Nageoire : Favori large s’écartant de la joue comme une nageoire de poisson. — « L’ampleur de ses favoris qu’il persiste à appeler des nageoires. » — M. Saint-Hilaire.

Naturalibus (In) : Dans l’état de nature, nu. — « Mon Joseph eut avec elle un tête-à-tête in naturalibus. » — Beaufort, Elle et Moi, Troyes, an VIII. — « L’autre regardant à l’horizon in naturalibus. » — Commerson.

navets (Des) : Non. — « Est-ce que j’en suis ? — Toi, mon bonhomme, beaucoup de navets ! » — Montépin. — « M’exposer à Saint-Lazare pour ça… Des navets ! » — Jaime.

naze, nazicot, nazaret : Nez. — Mot de langue romande. V. Dariole.
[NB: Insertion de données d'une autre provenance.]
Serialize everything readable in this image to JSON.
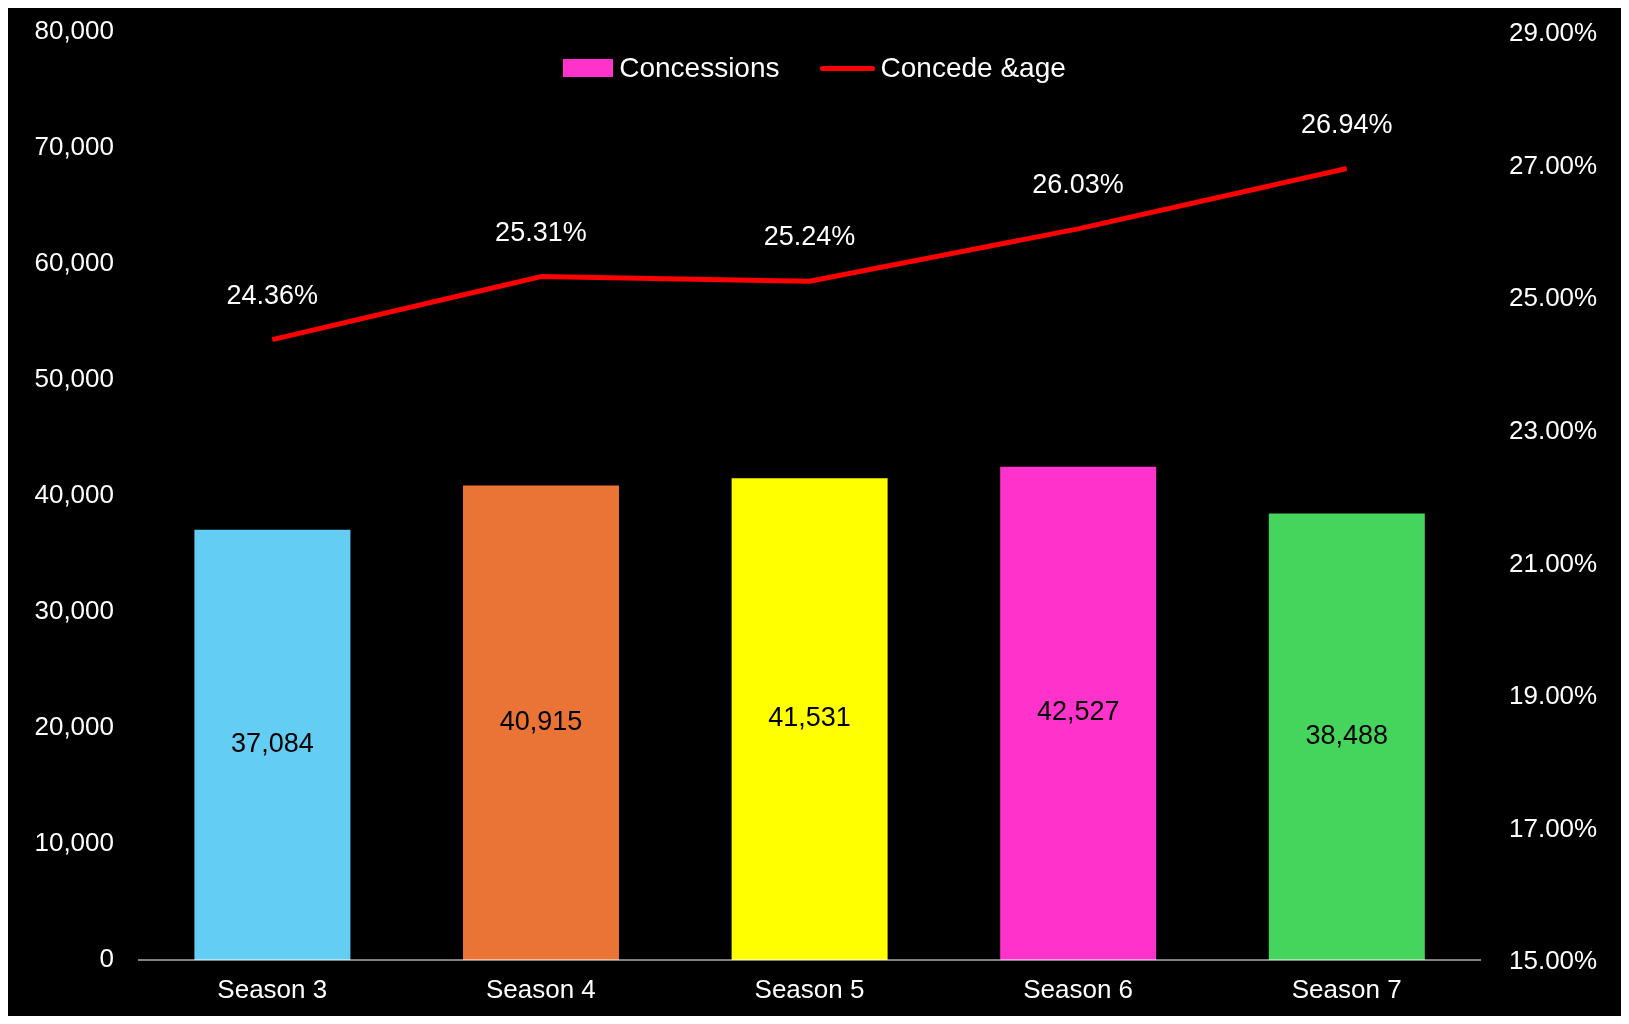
{
  "chart_data": {
    "type": "bar",
    "categories": [
      "Season 3",
      "Season 4",
      "Season 5",
      "Season 6",
      "Season 7"
    ],
    "series": [
      {
        "name": "Concessions",
        "color": "#ff33cc",
        "colors": [
          "#63cdf4",
          "#e97435",
          "#ffff00",
          "#ff33cc",
          "#45d55c"
        ],
        "values": [
          37084,
          40915,
          41531,
          42527,
          38488
        ],
        "value_labels": [
          "37,084",
          "40,915",
          "41,531",
          "42,527",
          "38,488"
        ]
      },
      {
        "name": "Concede &age",
        "type": "line",
        "axis": "y2",
        "color": "#ff0000",
        "values": [
          24.36,
          25.31,
          25.24,
          26.03,
          26.94
        ],
        "value_labels": [
          "24.36%",
          "25.31%",
          "25.24%",
          "26.03%",
          "26.94%"
        ]
      }
    ],
    "ylim": [
      0,
      80000
    ],
    "yticks": [
      0,
      {
        "value": 10000,
        "label": "10,000"
      },
      {
        "value": 20000,
        "label": "20,000"
      },
      {
        "value": 30000,
        "label": "30,000"
      },
      {
        "value": 40000,
        "label": "40,000"
      },
      {
        "value": 50000,
        "label": "50,000"
      },
      {
        "value": 60000,
        "label": "60,000"
      },
      {
        "value": 70000,
        "label": "70,000"
      },
      {
        "value": 80000,
        "label": "80,000"
      }
    ],
    "y2lim": [
      15,
      29
    ],
    "y2ticks": [
      {
        "value": 15,
        "label": "15.00%"
      },
      {
        "value": 17,
        "label": "17.00%"
      },
      {
        "value": 19,
        "label": "19.00%"
      },
      {
        "value": 21,
        "label": "21.00%"
      },
      {
        "value": 23,
        "label": "23.00%"
      },
      {
        "value": 25,
        "label": "25.00%"
      },
      {
        "value": 27,
        "label": "27.00%"
      },
      {
        "value": 29,
        "label": "29.00%"
      }
    ],
    "legend": "top",
    "grid": false,
    "marker": "none",
    "line_style": "solid"
  }
}
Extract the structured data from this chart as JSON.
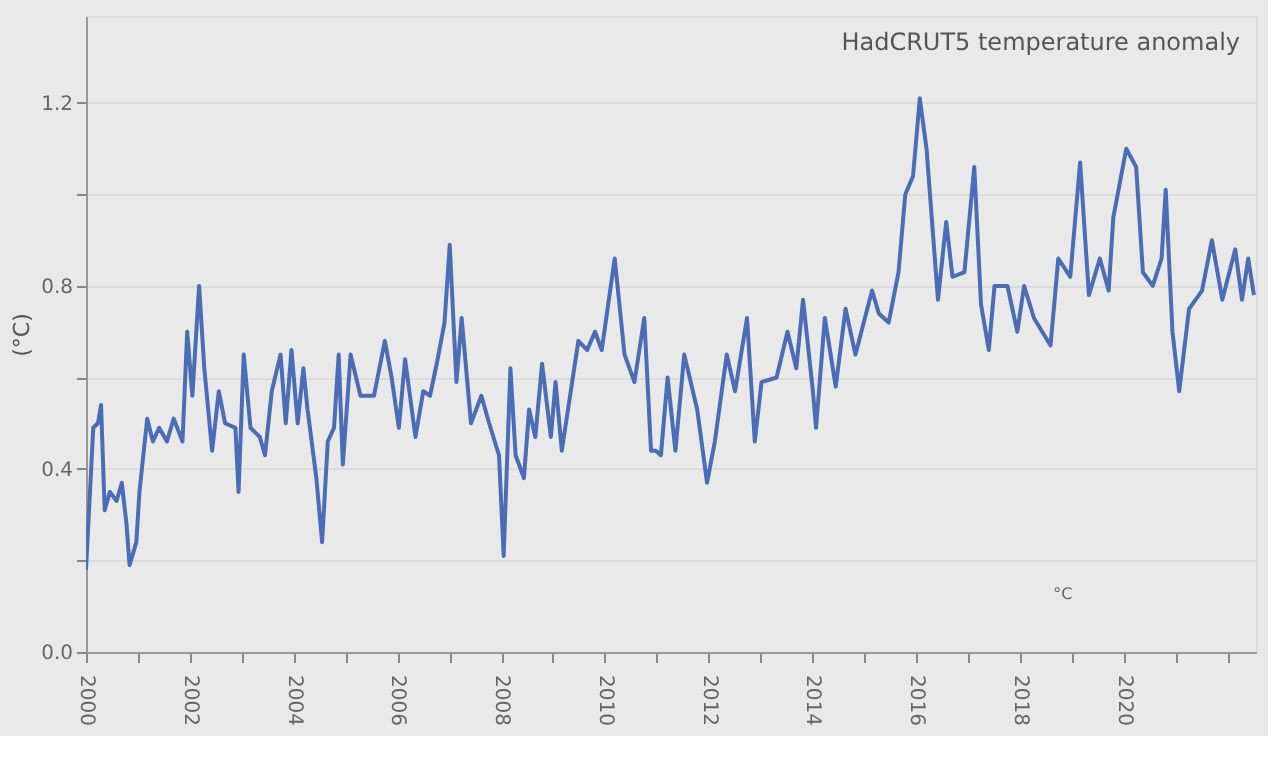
{
  "chart_data": {
    "type": "line",
    "title": "HadCRUT5 temperature anomaly",
    "ylabel": "(°C)",
    "annotations": [
      "°C"
    ],
    "x": [
      2000.0,
      2000.14,
      2000.23,
      2000.29,
      2000.36,
      2000.46,
      2000.59,
      2000.69,
      2000.78,
      2000.84,
      2000.97,
      2001.03,
      2001.18,
      2001.29,
      2001.41,
      2001.56,
      2001.69,
      2001.86,
      2001.95,
      2002.05,
      2002.18,
      2002.28,
      2002.43,
      2002.56,
      2002.68,
      2002.88,
      2002.94,
      2003.04,
      2003.17,
      2003.35,
      2003.45,
      2003.58,
      2003.75,
      2003.85,
      2003.96,
      2004.08,
      2004.19,
      2004.27,
      2004.44,
      2004.55,
      2004.66,
      2004.78,
      2004.87,
      2004.95,
      2005.1,
      2005.29,
      2005.55,
      2005.76,
      2005.89,
      2006.03,
      2006.15,
      2006.35,
      2006.5,
      2006.63,
      2006.76,
      2006.91,
      2007.01,
      2007.14,
      2007.24,
      2007.42,
      2007.62,
      2007.77,
      2007.96,
      2008.05,
      2008.18,
      2008.28,
      2008.44,
      2008.54,
      2008.66,
      2008.79,
      2008.96,
      2009.05,
      2009.17,
      2009.33,
      2009.49,
      2009.66,
      2009.81,
      2009.94,
      2010.19,
      2010.38,
      2010.57,
      2010.76,
      2010.89,
      2010.98,
      2011.08,
      2011.21,
      2011.36,
      2011.53,
      2011.78,
      2011.97,
      2012.12,
      2012.35,
      2012.51,
      2012.74,
      2012.89,
      2013.02,
      2013.31,
      2013.52,
      2013.69,
      2013.82,
      2014.01,
      2014.07,
      2014.24,
      2014.45,
      2014.64,
      2014.83,
      2015.15,
      2015.28,
      2015.47,
      2015.66,
      2015.79,
      2015.94,
      2016.07,
      2016.2,
      2016.42,
      2016.58,
      2016.7,
      2016.93,
      2017.12,
      2017.25,
      2017.4,
      2017.51,
      2017.76,
      2017.95,
      2018.08,
      2018.27,
      2018.59,
      2018.74,
      2018.97,
      2019.16,
      2019.33,
      2019.54,
      2019.71,
      2019.8,
      2020.05,
      2020.24,
      2020.37,
      2020.56,
      2020.73,
      2020.81,
      2020.94,
      2021.07,
      2021.26,
      2021.51,
      2021.7,
      2021.9,
      2022.15,
      2022.28,
      2022.4,
      2022.51
    ],
    "series": [
      {
        "color": "#4a6db5",
        "values": [
          0.18,
          0.49,
          0.5,
          0.54,
          0.31,
          0.35,
          0.33,
          0.37,
          0.28,
          0.19,
          0.24,
          0.35,
          0.51,
          0.46,
          0.49,
          0.46,
          0.51,
          0.46,
          0.7,
          0.56,
          0.8,
          0.62,
          0.44,
          0.57,
          0.5,
          0.49,
          0.35,
          0.65,
          0.49,
          0.47,
          0.43,
          0.57,
          0.65,
          0.5,
          0.66,
          0.5,
          0.62,
          0.53,
          0.38,
          0.24,
          0.46,
          0.49,
          0.65,
          0.41,
          0.65,
          0.56,
          0.56,
          0.68,
          0.6,
          0.49,
          0.64,
          0.47,
          0.57,
          0.56,
          0.63,
          0.72,
          0.89,
          0.59,
          0.73,
          0.5,
          0.56,
          0.5,
          0.43,
          0.21,
          0.62,
          0.43,
          0.38,
          0.53,
          0.47,
          0.63,
          0.47,
          0.59,
          0.44,
          0.56,
          0.68,
          0.66,
          0.7,
          0.66,
          0.86,
          0.65,
          0.59,
          0.73,
          0.44,
          0.44,
          0.43,
          0.6,
          0.44,
          0.65,
          0.53,
          0.37,
          0.46,
          0.65,
          0.57,
          0.73,
          0.46,
          0.59,
          0.6,
          0.7,
          0.62,
          0.77,
          0.57,
          0.49,
          0.73,
          0.58,
          0.75,
          0.65,
          0.79,
          0.74,
          0.72,
          0.83,
          1.0,
          1.04,
          1.21,
          1.1,
          0.77,
          0.94,
          0.82,
          0.83,
          1.06,
          0.76,
          0.66,
          0.8,
          0.8,
          0.7,
          0.8,
          0.73,
          0.67,
          0.86,
          0.82,
          1.07,
          0.78,
          0.86,
          0.79,
          0.95,
          1.1,
          1.06,
          0.83,
          0.8,
          0.86,
          1.01,
          0.7,
          0.57,
          0.75,
          0.79,
          0.9,
          0.77,
          0.88,
          0.77,
          0.86,
          0.78
        ]
      }
    ],
    "xlim": [
      2000,
      2022.55
    ],
    "xticks": [
      2000,
      {
        "value": 2001,
        "label": null
      },
      2002,
      {
        "value": 2003,
        "label": null
      },
      2004,
      {
        "value": 2005,
        "label": null
      },
      2006,
      {
        "value": 2007,
        "label": null
      },
      2008,
      {
        "value": 2009,
        "label": null
      },
      2010,
      {
        "value": 2011,
        "label": null
      },
      2012,
      {
        "value": 2013,
        "label": null
      },
      2014,
      {
        "value": 2015,
        "label": null
      },
      2016,
      {
        "value": 2017,
        "label": null
      },
      2018,
      {
        "value": 2019,
        "label": null
      },
      2020,
      {
        "value": 2021,
        "label": null
      },
      {
        "value": 2022,
        "label": null
      }
    ],
    "ylim": [
      0,
      1.39
    ],
    "yticks": [
      {
        "value": 0,
        "label": "0.0"
      },
      {
        "value": 0.2,
        "label": null
      },
      0.4,
      {
        "value": 0.6,
        "label": null
      },
      0.8,
      {
        "value": 1.0,
        "label": null
      },
      1.2
    ],
    "grid": "y",
    "marker": "none",
    "line_style": "solid"
  }
}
nèfles (Des) : Même signification. — « Souper avec vous, des nèfles ! Les panés, il n’en faut pas. » — Les Cocottes, 1864.

Négociant : « Allons nous promener, faisons les négociants. — Terme suprême du matelot pour exprimer un homme qui n’a rien à faire. » — Phys. du Matelot, 1843.

Négresse : Paquet couvert de toile cirée (Vidocq, 1837). — La toile est noire.

Négresse : Punaise. — « Je sentis bien, quand nous étions couchés, Qu’il ne manquait pas de négresses, Et même de grenadiers. » — Lecart, Ch., 1851. — Allusion à la couleur foncée de la punaise. Quant aux grenadiers, qui représentent les poux de la plus forte taille, il faut se rappeler qu’on appelle grenadiers des soldats d’élite et garnison la vermine qui couvre une tête. Les gros poux sont donc les grenadiers de la garnison.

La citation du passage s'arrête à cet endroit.